Para a regente, o fechamento do Cais Bar “dói até hoje”, porque era um ponto de encontro de “uma cidade que ainda não era gigante”: “Conseguíamos saber para onde estavam indo os ramos das plantas e das árvores da cultura que estávamos plantando naquele momento. Não tinha ainda o aspecto ‘gigante’ de Fortaleza. Fortaleza está gigante, tem várias coisas acontecendo ao mesmo tempo. Naquela época não tinha isso”.

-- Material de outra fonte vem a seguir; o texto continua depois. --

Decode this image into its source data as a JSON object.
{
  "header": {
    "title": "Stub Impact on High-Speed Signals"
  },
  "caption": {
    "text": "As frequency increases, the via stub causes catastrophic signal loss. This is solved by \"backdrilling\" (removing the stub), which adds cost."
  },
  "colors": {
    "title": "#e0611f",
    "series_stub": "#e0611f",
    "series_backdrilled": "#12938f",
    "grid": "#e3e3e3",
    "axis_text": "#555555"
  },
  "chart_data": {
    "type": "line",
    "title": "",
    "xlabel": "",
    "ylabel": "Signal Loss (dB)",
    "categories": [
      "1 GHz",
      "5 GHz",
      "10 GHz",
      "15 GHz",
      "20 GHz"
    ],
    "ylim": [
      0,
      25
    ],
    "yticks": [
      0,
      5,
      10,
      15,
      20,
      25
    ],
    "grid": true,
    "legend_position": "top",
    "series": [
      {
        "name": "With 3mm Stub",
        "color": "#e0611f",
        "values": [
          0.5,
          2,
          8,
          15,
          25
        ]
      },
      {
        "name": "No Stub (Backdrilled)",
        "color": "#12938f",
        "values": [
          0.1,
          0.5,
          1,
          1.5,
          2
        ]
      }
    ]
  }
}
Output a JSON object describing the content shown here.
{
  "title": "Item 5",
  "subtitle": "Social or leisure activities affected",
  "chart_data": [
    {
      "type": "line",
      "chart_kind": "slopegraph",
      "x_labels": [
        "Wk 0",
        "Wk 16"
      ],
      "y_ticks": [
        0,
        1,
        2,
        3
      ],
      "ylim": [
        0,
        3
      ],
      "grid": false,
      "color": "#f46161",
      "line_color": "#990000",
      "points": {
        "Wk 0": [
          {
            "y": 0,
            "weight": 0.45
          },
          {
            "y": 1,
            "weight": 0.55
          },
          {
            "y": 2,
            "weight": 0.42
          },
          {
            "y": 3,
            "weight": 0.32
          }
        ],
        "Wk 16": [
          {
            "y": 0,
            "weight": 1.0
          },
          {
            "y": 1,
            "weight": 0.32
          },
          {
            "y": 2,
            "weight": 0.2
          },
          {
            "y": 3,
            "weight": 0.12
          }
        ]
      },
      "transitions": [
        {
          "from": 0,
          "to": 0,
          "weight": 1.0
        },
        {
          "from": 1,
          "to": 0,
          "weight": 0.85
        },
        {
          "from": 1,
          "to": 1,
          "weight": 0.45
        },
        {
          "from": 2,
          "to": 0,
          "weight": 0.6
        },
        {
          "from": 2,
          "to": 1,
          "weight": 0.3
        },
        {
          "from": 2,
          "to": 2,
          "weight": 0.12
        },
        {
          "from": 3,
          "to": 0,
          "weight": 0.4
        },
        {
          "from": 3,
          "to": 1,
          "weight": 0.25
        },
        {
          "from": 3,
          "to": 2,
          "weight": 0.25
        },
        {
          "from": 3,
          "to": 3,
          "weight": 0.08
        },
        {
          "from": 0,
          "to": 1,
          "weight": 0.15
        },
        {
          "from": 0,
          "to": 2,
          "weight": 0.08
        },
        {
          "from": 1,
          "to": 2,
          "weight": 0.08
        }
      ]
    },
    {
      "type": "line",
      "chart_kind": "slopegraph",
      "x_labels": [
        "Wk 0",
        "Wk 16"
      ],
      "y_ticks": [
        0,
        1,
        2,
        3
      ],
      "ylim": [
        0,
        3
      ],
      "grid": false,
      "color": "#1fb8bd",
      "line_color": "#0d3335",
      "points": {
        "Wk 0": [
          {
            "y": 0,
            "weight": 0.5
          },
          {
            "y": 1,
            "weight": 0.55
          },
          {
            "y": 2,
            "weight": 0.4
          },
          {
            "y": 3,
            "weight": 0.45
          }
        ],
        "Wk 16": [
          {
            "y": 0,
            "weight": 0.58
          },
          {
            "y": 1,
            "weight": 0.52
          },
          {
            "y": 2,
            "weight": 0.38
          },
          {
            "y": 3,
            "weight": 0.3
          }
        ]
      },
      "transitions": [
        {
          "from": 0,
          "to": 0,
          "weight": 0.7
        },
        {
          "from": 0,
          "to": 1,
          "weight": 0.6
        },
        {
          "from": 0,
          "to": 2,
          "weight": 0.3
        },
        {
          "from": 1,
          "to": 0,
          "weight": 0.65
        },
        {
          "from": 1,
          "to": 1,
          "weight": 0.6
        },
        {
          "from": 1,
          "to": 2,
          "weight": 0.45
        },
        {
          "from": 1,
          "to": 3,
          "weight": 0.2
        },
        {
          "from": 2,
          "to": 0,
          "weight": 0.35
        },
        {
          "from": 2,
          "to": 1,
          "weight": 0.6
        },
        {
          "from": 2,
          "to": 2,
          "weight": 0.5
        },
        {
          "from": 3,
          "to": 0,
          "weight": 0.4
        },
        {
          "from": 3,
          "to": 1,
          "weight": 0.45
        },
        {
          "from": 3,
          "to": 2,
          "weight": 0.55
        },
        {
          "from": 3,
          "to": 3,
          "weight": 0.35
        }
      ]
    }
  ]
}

Entre os shows que fez no Cais Bar estão parcerias com nomes como Tarcísio Sardinha e Ricardo Bacelar. No local, já viu artistas como Fagner, Belchior, Fausto Nilo e Ednardo. Além disso, se outras atrações de projeção nacional estivessem fazendo show na Cidade, era certo que iriam para o Cais Bar após a apresentação.

Diante disso, não há como excluir os legados deixados: “Acho que o Cais Bar foi o único lugar que sei que juntou gente. É uma vocação que a nossa Cidade infelizmente não tem: juntar pessoas — até pessoas sem interesses comuns aparentemente. Dali nasceram parcerias, projetos, músicas e livros. O legado deles é isso. Uma amizade forte, em que você pode vir desgarrado de qualquer lugar, mas você chega e ali está o Cais Bar”.